Comment by jackgavigan
6 years ago
IANAL, but 35 U.S. Code § 115 requires that "each individual who is the inventor or a joint inventor of a claimed invention in an application for patent shall execute an oath or declaration" that they believe "himself or herself to be the original inventor or an original joint inventor of a claimed invention in the application," and acknowledging "that any willful false statement made in such declaration or statement is punishable under section 1001 of title 18 by fine or imprisonment of not more than 5 years, or both."
So... How is this not literally a crime?
Would set a good example now this has come to light and especially since they tried to include the author as inventor. Proves they knew they were not the inventors.
This. Google should also probably take disciplinary actions.
You are kidding right? They even encourage it by making you sign a visitor agreement so that you have no right to the IP you discuss.
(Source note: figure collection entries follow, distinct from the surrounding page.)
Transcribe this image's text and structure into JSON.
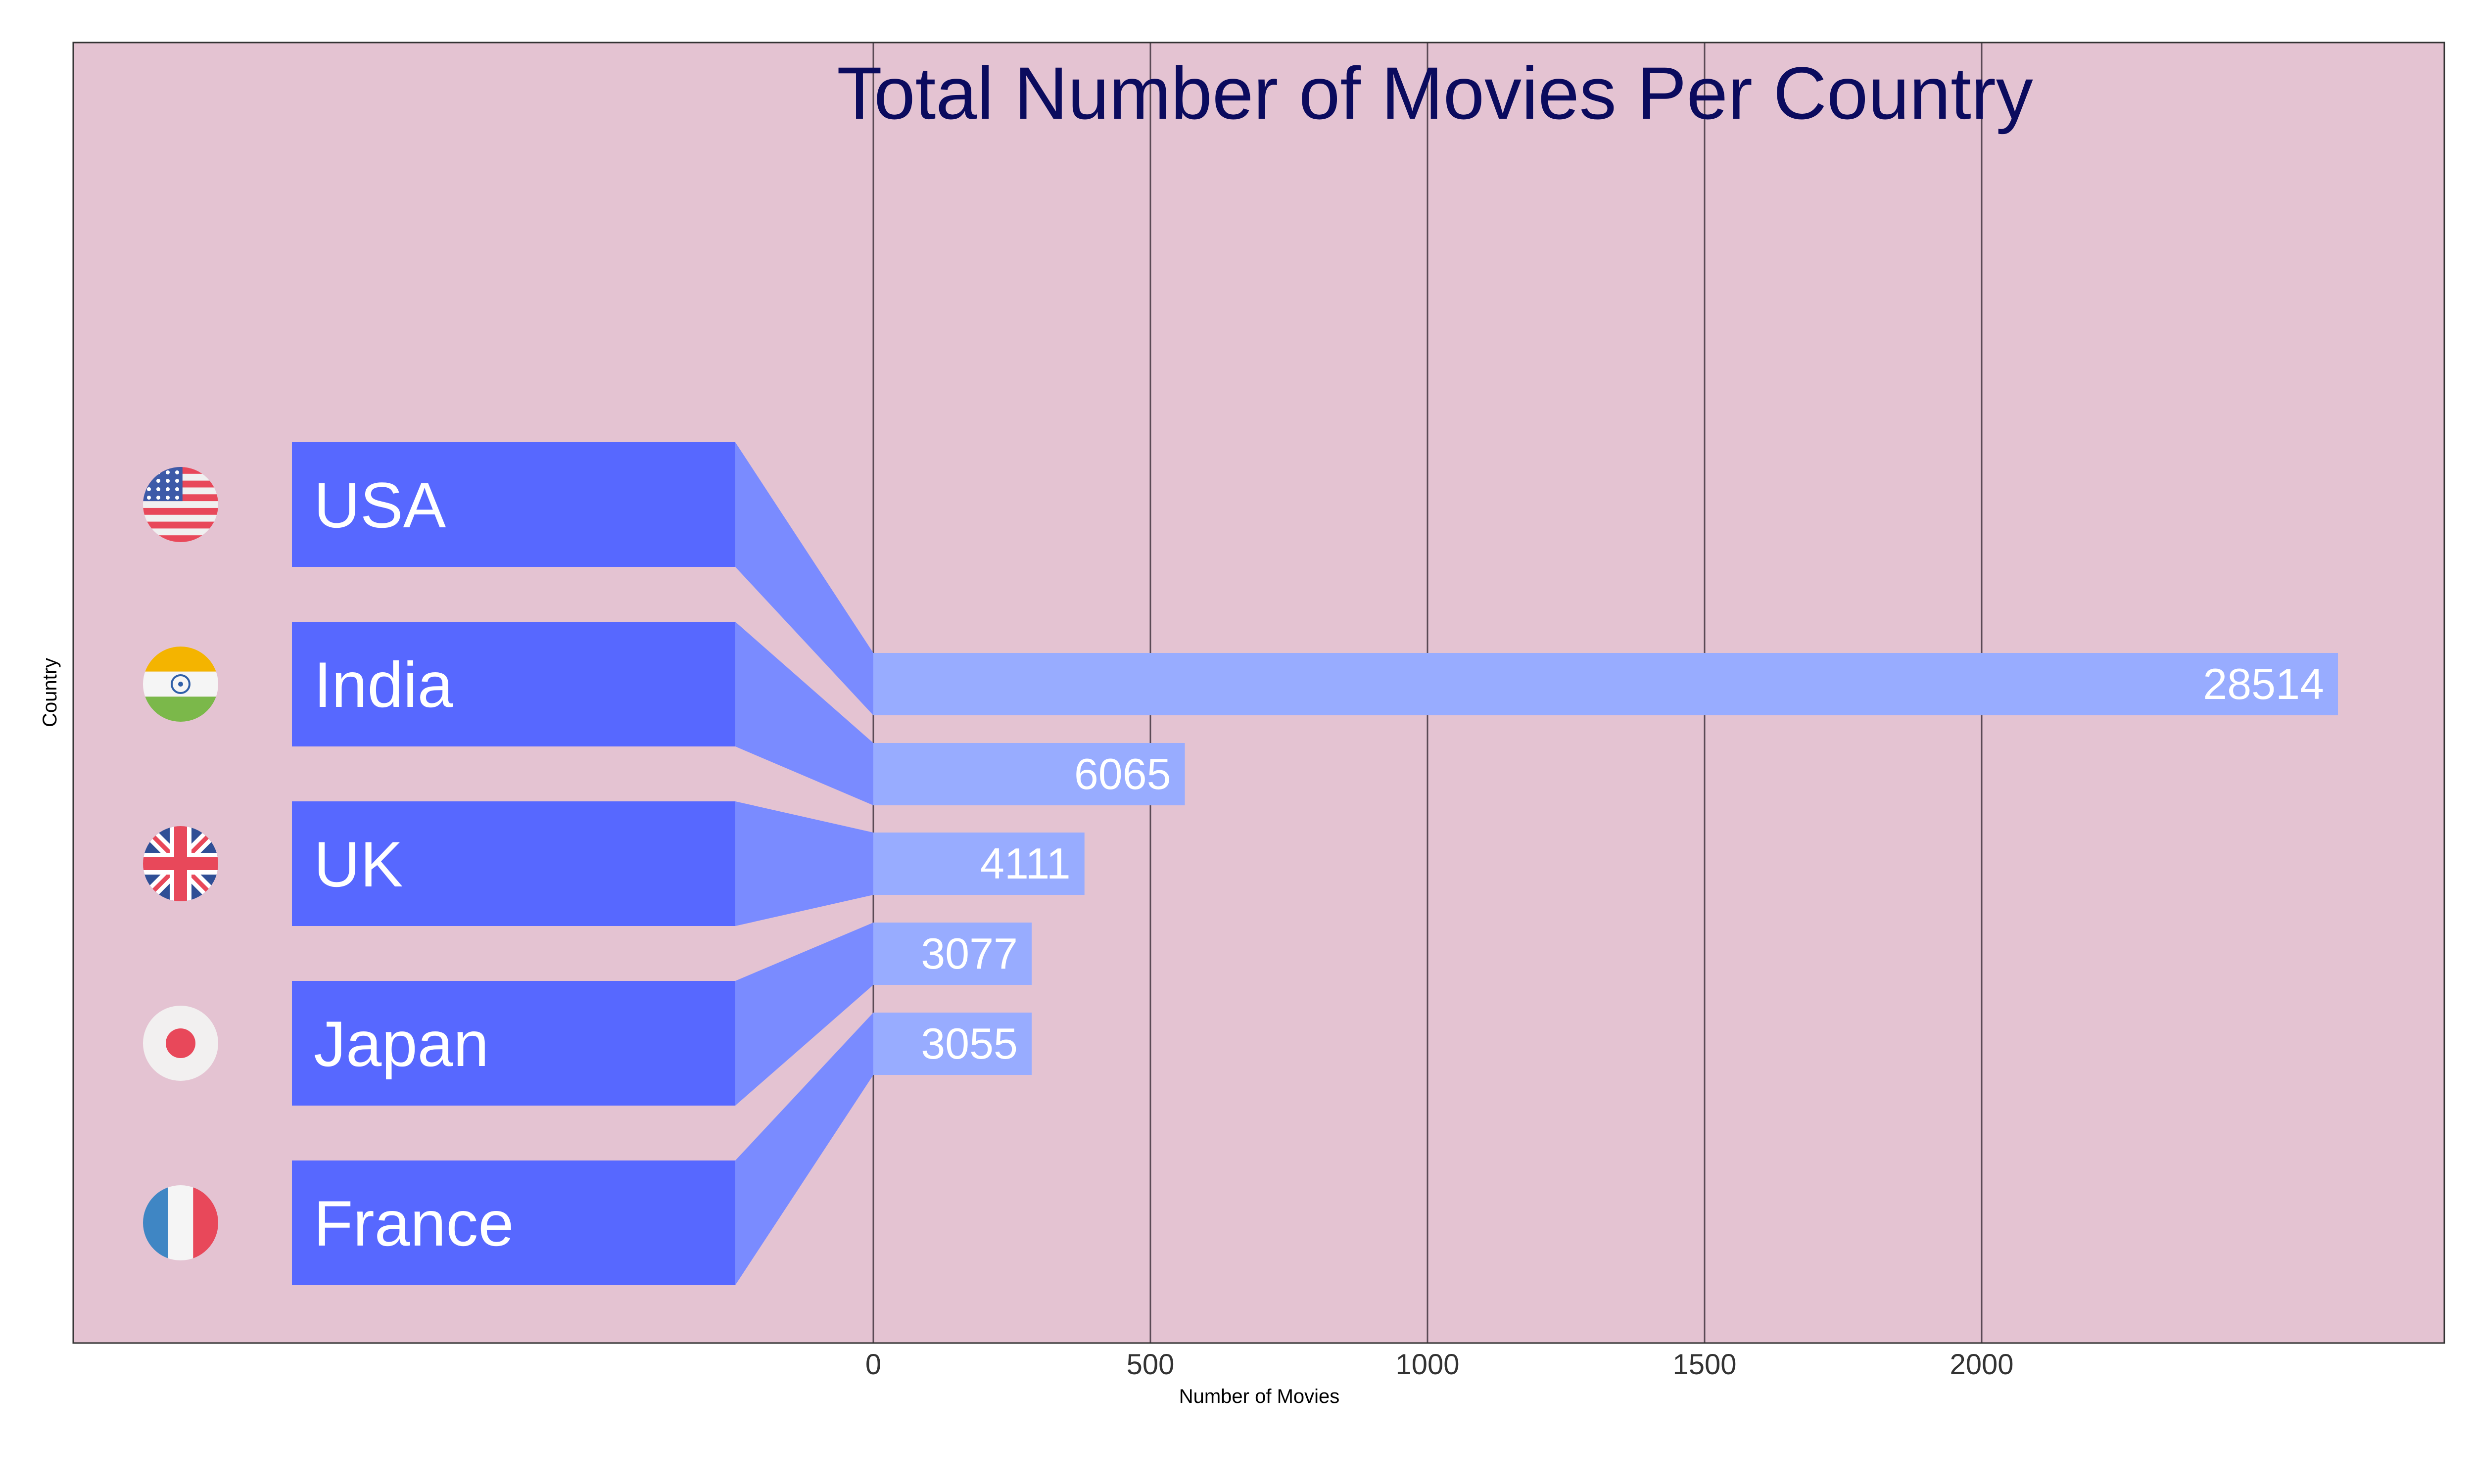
{
  "chart_data": {
    "type": "bar",
    "orientation": "horizontal",
    "title": "Total Number of Movies Per Country",
    "xlabel": "Number of Movies",
    "ylabel": "Country",
    "categories": [
      "USA",
      "India",
      "UK",
      "Japan",
      "France"
    ],
    "values": [
      28514,
      6065,
      4111,
      3077,
      3055
    ],
    "data_labels": [
      "28514",
      "6065",
      "4111",
      "3077",
      "3055"
    ],
    "x_ticks": [
      "0",
      "500",
      "1000",
      "1500",
      "2000"
    ],
    "grid": "vertical",
    "legend": "none",
    "flag_icons": [
      "usa-flag-icon",
      "india-flag-icon",
      "uk-flag-icon",
      "japan-flag-icon",
      "france-flag-icon"
    ]
  },
  "colors": {
    "plot_background": "#e4c3d2",
    "title": "#0b0b5e",
    "label_box": "#5768ff",
    "connector": "#7a8bff",
    "bar": "#98acff",
    "value_text": "#ffffff",
    "grid": "#5a4a55",
    "axis_text": "#333333",
    "frame": "#333333"
  }
}
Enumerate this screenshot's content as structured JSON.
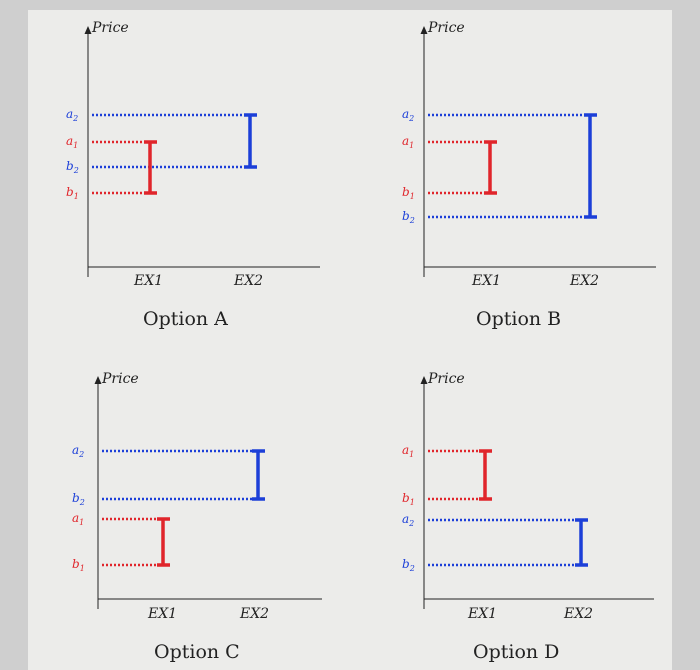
{
  "colors": {
    "red": "#e0252b",
    "blue": "#1c3fd8",
    "axis": "#222222"
  },
  "axis_title": "Price",
  "ex_labels": [
    "EX1",
    "EX2"
  ],
  "panels": [
    {
      "option_label": "Option A",
      "levels": [
        "a2",
        "a1",
        "b2",
        "b1"
      ],
      "level_colors": [
        "blue",
        "red",
        "blue",
        "red"
      ],
      "ex1_range": [
        "a1",
        "b1"
      ],
      "ex2_range": [
        "a2",
        "b2"
      ]
    },
    {
      "option_label": "Option B",
      "levels": [
        "a2",
        "a1",
        "b1",
        "b2"
      ],
      "level_colors": [
        "blue",
        "red",
        "red",
        "blue"
      ],
      "ex1_range": [
        "a1",
        "b1"
      ],
      "ex2_range": [
        "a2",
        "b2"
      ]
    },
    {
      "option_label": "Option C",
      "levels": [
        "a2",
        "b2",
        "a1",
        "b1"
      ],
      "level_colors": [
        "blue",
        "blue",
        "red",
        "red"
      ],
      "ex1_range": [
        "a1",
        "b1"
      ],
      "ex2_range": [
        "a2",
        "b2"
      ]
    },
    {
      "option_label": "Option D",
      "levels": [
        "a1",
        "b1",
        "a2",
        "b2"
      ],
      "level_colors": [
        "red",
        "red",
        "blue",
        "blue"
      ],
      "ex1_range": [
        "a1",
        "b1"
      ],
      "ex2_range": [
        "a2",
        "b2"
      ]
    }
  ]
}
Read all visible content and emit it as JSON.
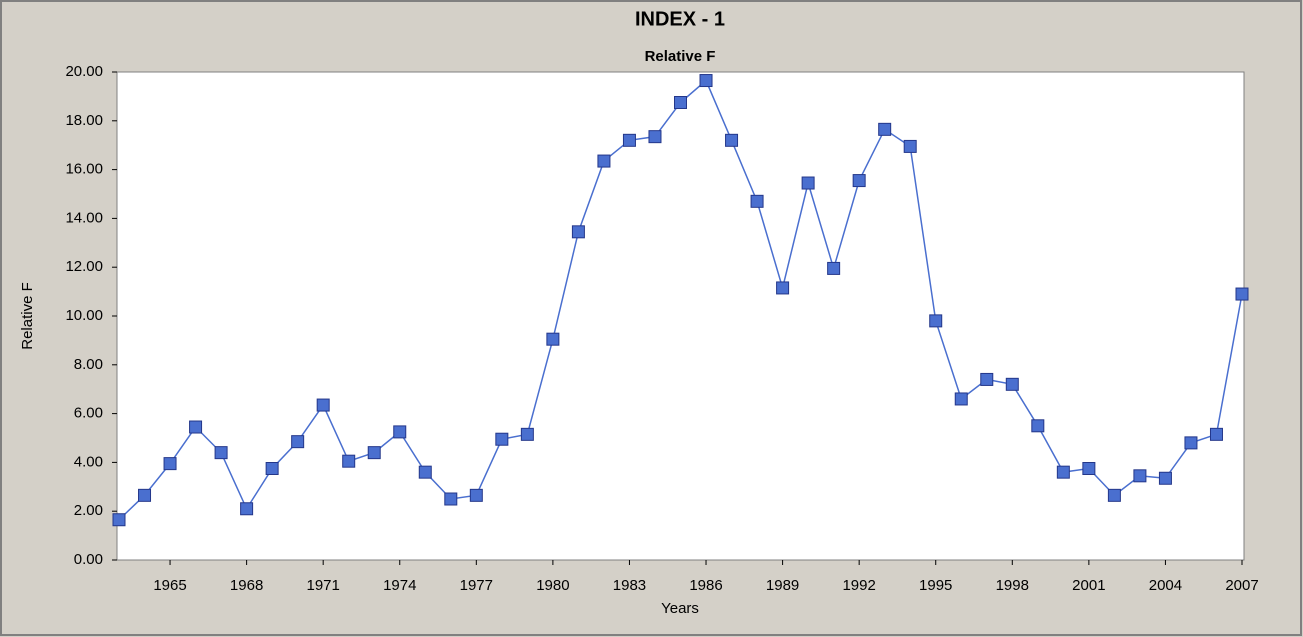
{
  "chart_data": {
    "type": "line",
    "title": "INDEX - 1",
    "subtitle": "Relative F",
    "x_label": "Years",
    "y_label": "Relative F",
    "x": [
      1963,
      1964,
      1965,
      1966,
      1967,
      1968,
      1969,
      1970,
      1971,
      1972,
      1973,
      1974,
      1975,
      1976,
      1977,
      1978,
      1979,
      1980,
      1981,
      1982,
      1983,
      1984,
      1985,
      1986,
      1987,
      1988,
      1989,
      1990,
      1991,
      1992,
      1993,
      1994,
      1995,
      1996,
      1997,
      1998,
      1999,
      2000,
      2001,
      2002,
      2003,
      2004,
      2005,
      2006,
      2007
    ],
    "series": [
      {
        "name": "Relative F",
        "color": "#4a6fcf",
        "values": [
          1.65,
          2.65,
          3.95,
          5.45,
          4.4,
          2.1,
          3.75,
          4.85,
          6.35,
          4.05,
          4.4,
          5.25,
          3.6,
          2.5,
          2.65,
          4.95,
          5.15,
          9.05,
          13.45,
          16.35,
          17.2,
          17.35,
          18.75,
          19.65,
          17.2,
          14.7,
          11.15,
          15.45,
          11.95,
          15.55,
          17.65,
          16.95,
          9.8,
          6.6,
          7.4,
          7.2,
          5.5,
          3.6,
          3.75,
          2.65,
          3.45,
          3.35,
          4.8,
          5.15,
          10.9
        ]
      }
    ],
    "xlim": [
      1963,
      2007
    ],
    "xticks": [
      1965,
      1968,
      1971,
      1974,
      1977,
      1980,
      1983,
      1986,
      1989,
      1992,
      1995,
      1998,
      2001,
      2004,
      2007
    ],
    "ylim": [
      0,
      20
    ],
    "yticks": [
      {
        "value": 0,
        "label": "0.00"
      },
      {
        "value": 2,
        "label": "2.00"
      },
      {
        "value": 4,
        "label": "4.00"
      },
      {
        "value": 6,
        "label": "6.00"
      },
      {
        "value": 8,
        "label": "8.00"
      },
      {
        "value": 10,
        "label": "10.00"
      },
      {
        "value": 12,
        "label": "12.00"
      },
      {
        "value": 14,
        "label": "14.00"
      },
      {
        "value": 16,
        "label": "16.00"
      },
      {
        "value": 18,
        "label": "18.00"
      },
      {
        "value": 20,
        "label": "20.00"
      }
    ]
  }
}
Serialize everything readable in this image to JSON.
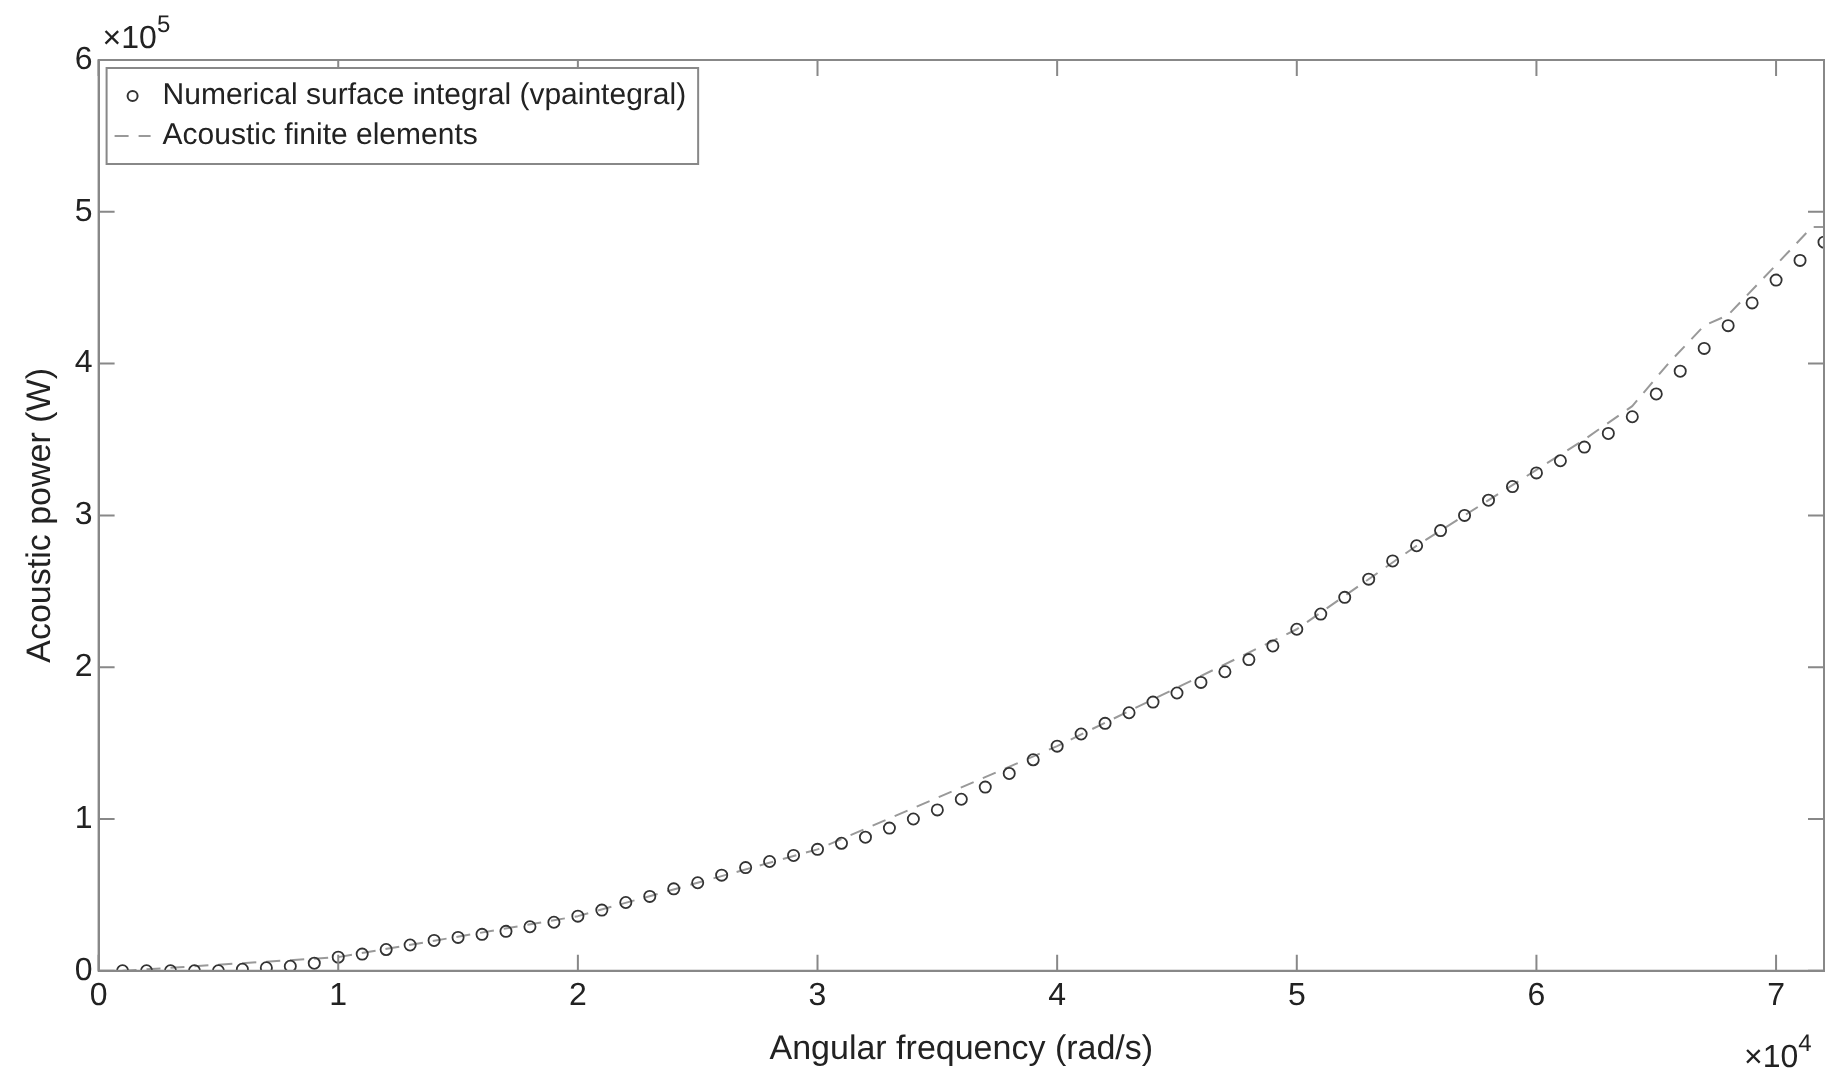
{
  "chart_data": {
    "type": "scatter",
    "xlabel": "Angular frequency (rad/s)",
    "ylabel": "Acoustic power (W)",
    "xlim": [
      0,
      7.2
    ],
    "ylim": [
      0,
      6
    ],
    "xticks": [
      0,
      1,
      2,
      3,
      4,
      5,
      6,
      7
    ],
    "yticks": [
      0,
      1,
      2,
      3,
      4,
      5,
      6
    ],
    "annotations": [
      "×10$^{5}$",
      "×10$^{4}$"
    ],
    "legend": "top left",
    "series": [
      {
        "name": "Numerical surface integral (vpaintegral)",
        "type": "scatter",
        "marker": "circle",
        "color": "#333333",
        "x": [
          0.1,
          0.2,
          0.3,
          0.4,
          0.5,
          0.6,
          0.7,
          0.8,
          0.9,
          1.0,
          1.1,
          1.2,
          1.3,
          1.4,
          1.5,
          1.6,
          1.7,
          1.8,
          1.9,
          2.0,
          2.1,
          2.2,
          2.3,
          2.4,
          2.5,
          2.6,
          2.7,
          2.8,
          2.9,
          3.0,
          3.1,
          3.2,
          3.3,
          3.4,
          3.5,
          3.6,
          3.7,
          3.8,
          3.9,
          4.0,
          4.1,
          4.2,
          4.3,
          4.4,
          4.5,
          4.6,
          4.7,
          4.8,
          4.9,
          5.0,
          5.1,
          5.2,
          5.3,
          5.4,
          5.5,
          5.6,
          5.7,
          5.8,
          5.9,
          6.0,
          6.1,
          6.2,
          6.3,
          6.4,
          6.5,
          6.6,
          6.7,
          6.8,
          6.9,
          7.0,
          7.1,
          7.2
        ],
        "values": [
          0,
          0,
          0,
          0,
          0,
          0.01,
          0.02,
          0.03,
          0.05,
          0.09,
          0.11,
          0.14,
          0.17,
          0.2,
          0.22,
          0.24,
          0.26,
          0.29,
          0.32,
          0.36,
          0.4,
          0.45,
          0.49,
          0.54,
          0.58,
          0.63,
          0.68,
          0.72,
          0.76,
          0.8,
          0.84,
          0.88,
          0.94,
          1.0,
          1.06,
          1.13,
          1.21,
          1.3,
          1.39,
          1.48,
          1.56,
          1.63,
          1.7,
          1.77,
          1.83,
          1.9,
          1.97,
          2.05,
          2.14,
          2.25,
          2.35,
          2.46,
          2.58,
          2.7,
          2.8,
          2.9,
          3.0,
          3.1,
          3.19,
          3.28,
          3.36,
          3.45,
          3.54,
          3.65,
          3.8,
          3.95,
          4.1,
          4.25,
          4.4,
          4.55,
          4.68,
          4.8
        ]
      },
      {
        "name": "Acoustic finite elements",
        "type": "line",
        "line_style": "dashed",
        "marker": "none",
        "color": "#999999",
        "x": [
          0.1,
          1.0,
          2.0,
          3.0,
          4.0,
          5.0,
          5.5,
          6.0,
          6.2,
          6.4,
          6.55,
          6.7,
          6.8,
          7.0,
          7.15,
          7.2
        ],
        "values": [
          0,
          0.09,
          0.36,
          0.8,
          1.48,
          2.25,
          2.8,
          3.3,
          3.5,
          3.72,
          4.0,
          4.25,
          4.32,
          4.65,
          4.9,
          4.9
        ]
      }
    ]
  }
}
Invention is not the same as assignment. You can sign away assignment, but inventorship remains with the inventor(s).
It is. And since recently there is even case law and supreme court decision for this:
https://www.patentdocs.org/2018/10/supreme-court-denies-cert...
Denying cert is the supreme court deciding not to hear the case, not a supreme court decision on the content of the case.
That case appears to be civil, not criminal?
AIUI, the Supreme Court only takes cases that require their ruling to clarify interpretations of existing law or a lower correct incorrectly interpreted a law. Denying cert means their is no clarification to be made to existing law, so that in itself is an answer.
I hope someone makes an example out of them.
Even without that specific law, it should fall under fraud.